Um yes.  I’m sure most of you swallowed.  I’m an old database programmer. I think in these terms when obliged to.

It is pathetic and ridiculous that such maneouvres should be necessary.  Not one blogger in ten thousand would think in such terms.  Blogging is for convenience.  How is all this “convenient”?  Tools that do not work, software that is insecure, timeouts all over the place?

Still, it’s clearly possible.  It will just take a ridiculous amount of time.

First attempts at recovery

It’s been an arduous afternoon, trying to work out how to recover from the hack last year that has poisoned hundreds of posts on this site.  The site currently includes 4,741 posts containing 3,096,019 words.  That’s a lot to go through manually.  And since I don’t know how the hack was done, or whether it is still active, or a backdoor is present, then it might be futile.

I’ve done a few grep searches on the most recent backup file.  A search for “cialis” alone gave over 250 results.  Of course I have no idea of all the possible spam terms.

But I have been a good boy, and made regular backups.  I do have a backup of the site, taken a month earlier.  In theory I should just be able to create a new WordPress installation, and restore that, and then handle the last year bit by bit.

So I created a new, clean WordPress installation.  Unfortunately… the backup times out.  It’s 70mb, which is too long for some timeout somewhere.  Why doesn’t it batch the thing?

No worries, there’s a command-line interface to wordpress, WP-CLI.  That runs… and gets killed by something or other, possibly the site operators, more likely a robot for running out of memory.

I’m leaving the damaged site up at the moment.  I will ponder.

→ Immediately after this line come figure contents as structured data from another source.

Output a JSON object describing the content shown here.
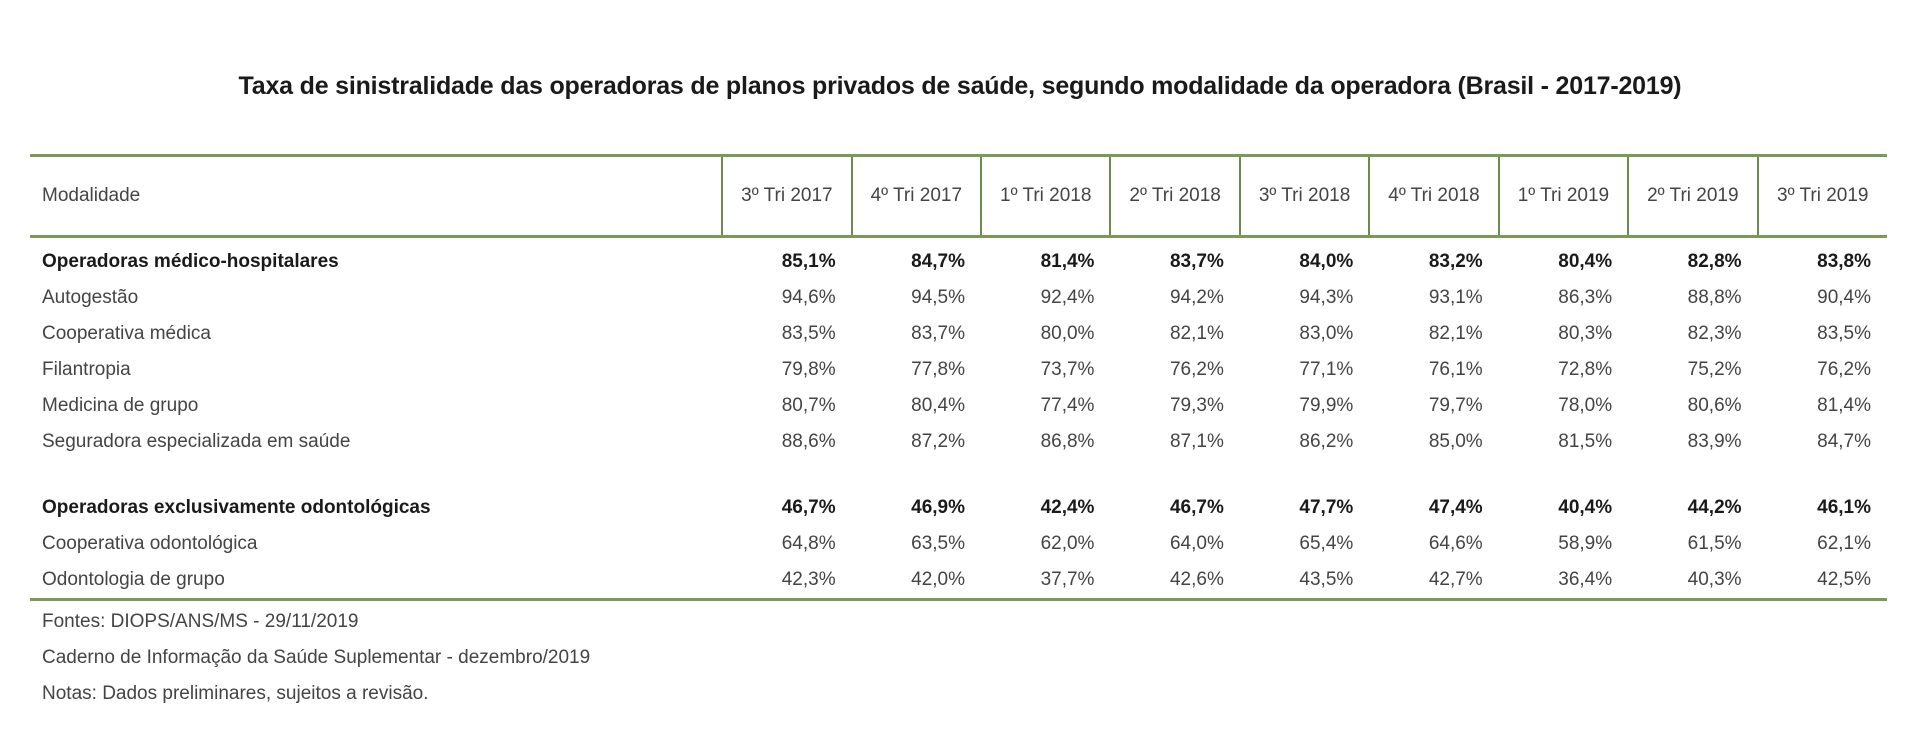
{
  "title": "Taxa de sinistralidade das operadoras de planos privados de saúde, segundo modalidade da operadora (Brasil - 2017-2019)",
  "table": {
    "header": {
      "modalidade": "Modalidade",
      "periods": [
        "3º Tri 2017",
        "4º Tri 2017",
        "1º Tri 2018",
        "2º Tri 2018",
        "3º Tri 2018",
        "4º Tri 2018",
        "1º Tri 2019",
        "2º Tri 2019",
        "3º Tri 2019"
      ]
    },
    "rows": [
      {
        "label": "Operadoras médico-hospitalares",
        "group": true,
        "values": [
          "85,1%",
          "84,7%",
          "81,4%",
          "83,7%",
          "84,0%",
          "83,2%",
          "80,4%",
          "82,8%",
          "83,8%"
        ]
      },
      {
        "label": "Autogestão",
        "group": false,
        "values": [
          "94,6%",
          "94,5%",
          "92,4%",
          "94,2%",
          "94,3%",
          "93,1%",
          "86,3%",
          "88,8%",
          "90,4%"
        ]
      },
      {
        "label": "Cooperativa médica",
        "group": false,
        "values": [
          "83,5%",
          "83,7%",
          "80,0%",
          "82,1%",
          "83,0%",
          "82,1%",
          "80,3%",
          "82,3%",
          "83,5%"
        ]
      },
      {
        "label": "Filantropia",
        "group": false,
        "values": [
          "79,8%",
          "77,8%",
          "73,7%",
          "76,2%",
          "77,1%",
          "76,1%",
          "72,8%",
          "75,2%",
          "76,2%"
        ]
      },
      {
        "label": "Medicina de grupo",
        "group": false,
        "values": [
          "80,7%",
          "80,4%",
          "77,4%",
          "79,3%",
          "79,9%",
          "79,7%",
          "78,0%",
          "80,6%",
          "81,4%"
        ]
      },
      {
        "label": "Seguradora especializada em saúde",
        "group": false,
        "values": [
          "88,6%",
          "87,2%",
          "86,8%",
          "87,1%",
          "86,2%",
          "85,0%",
          "81,5%",
          "83,9%",
          "84,7%"
        ]
      },
      {
        "label": "Operadoras exclusivamente odontológicas",
        "group": true,
        "values": [
          "46,7%",
          "46,9%",
          "42,4%",
          "46,7%",
          "47,7%",
          "47,4%",
          "40,4%",
          "44,2%",
          "46,1%"
        ]
      },
      {
        "label": "Cooperativa odontológica",
        "group": false,
        "values": [
          "64,8%",
          "63,5%",
          "62,0%",
          "64,0%",
          "65,4%",
          "64,6%",
          "58,9%",
          "61,5%",
          "62,1%"
        ]
      },
      {
        "label": "Odontologia de grupo",
        "group": false,
        "values": [
          "42,3%",
          "42,0%",
          "37,7%",
          "42,6%",
          "43,5%",
          "42,7%",
          "36,4%",
          "40,3%",
          "42,5%"
        ]
      }
    ]
  },
  "notes": {
    "fontes": "Fontes: DIOPS/ANS/MS - 29/11/2019",
    "caderno": "Caderno de Informação da Saúde Suplementar - dezembro/2019",
    "notas": "Notas: Dados preliminares, sujeitos a revisão."
  },
  "colors": {
    "border": "#7a9a5a",
    "text": "#444444"
  }
}
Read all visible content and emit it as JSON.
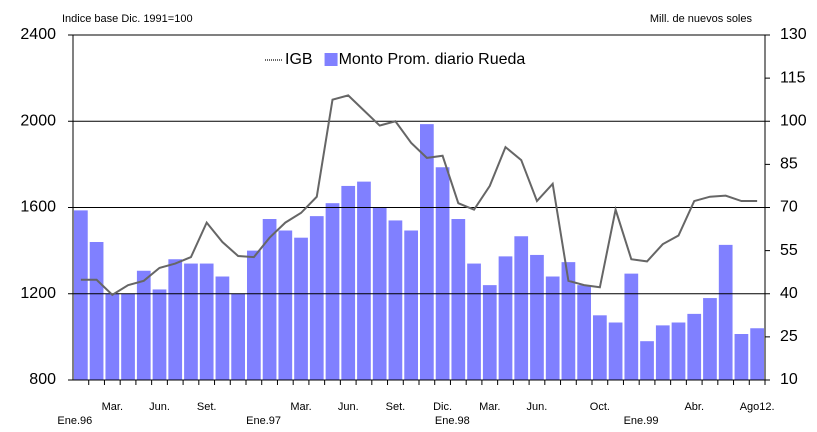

PS:  It just occurred to me… maybe I should run WordPress on my PC, do the import there, and then export the contents in pieces, and load these?  What a faff.

From my diary

It seems that this blog was hacked on 22 July 2024 at 10:20, by some poor soul who poisoned a great number of the articles with spam links to pharmaceutical sites.  I gather that this is a standard attack, known as “spam link injection.”  I discovered this in an old article by accident last night, and I have spent some hours today attempting to discover the extent of the problem.  The attack was done cunningly, mainly on older articles or pages, which meant that I was oblivious.

The attack was not done by logging into the editing console, as the changed text is not present in the list of revisions.   I don’t know how it was done, in truth, which makes it hard to know how to prevent it again.  Possibly some WordPress plugin was responsible.  Possibly the theme that I use is insecure?

I don’t know how many posts are affected.  I don’t know how to fix this in any easy way.  Worse still, attempting to revert the changes through the UI has left some articles blank.

I do have backups from before the hack; one from the 18th of June, thankfully.  I would hope that posts after the 22 July 2024 are not affected.

Reading around for help, I find that WordPress is now a very insecure platform, which requires constant patching to be secure.  This is not something that I am competent to do.  Possibly a hosted solution would do this.

Likewise WordPress seems entirely disinterested in providing themes for bloggers.  All the themes are aimed at websites.  The last mainstream theme to focus on blogs, in 2019, does not handle mobile phones (!).

Blogging is getting increasingly difficult to do, it would seem.  The internet is changing, away from ordinary people towards something that only corporate infrastructure can handle.

I’m not quite sure what the way forward is. We’ll see.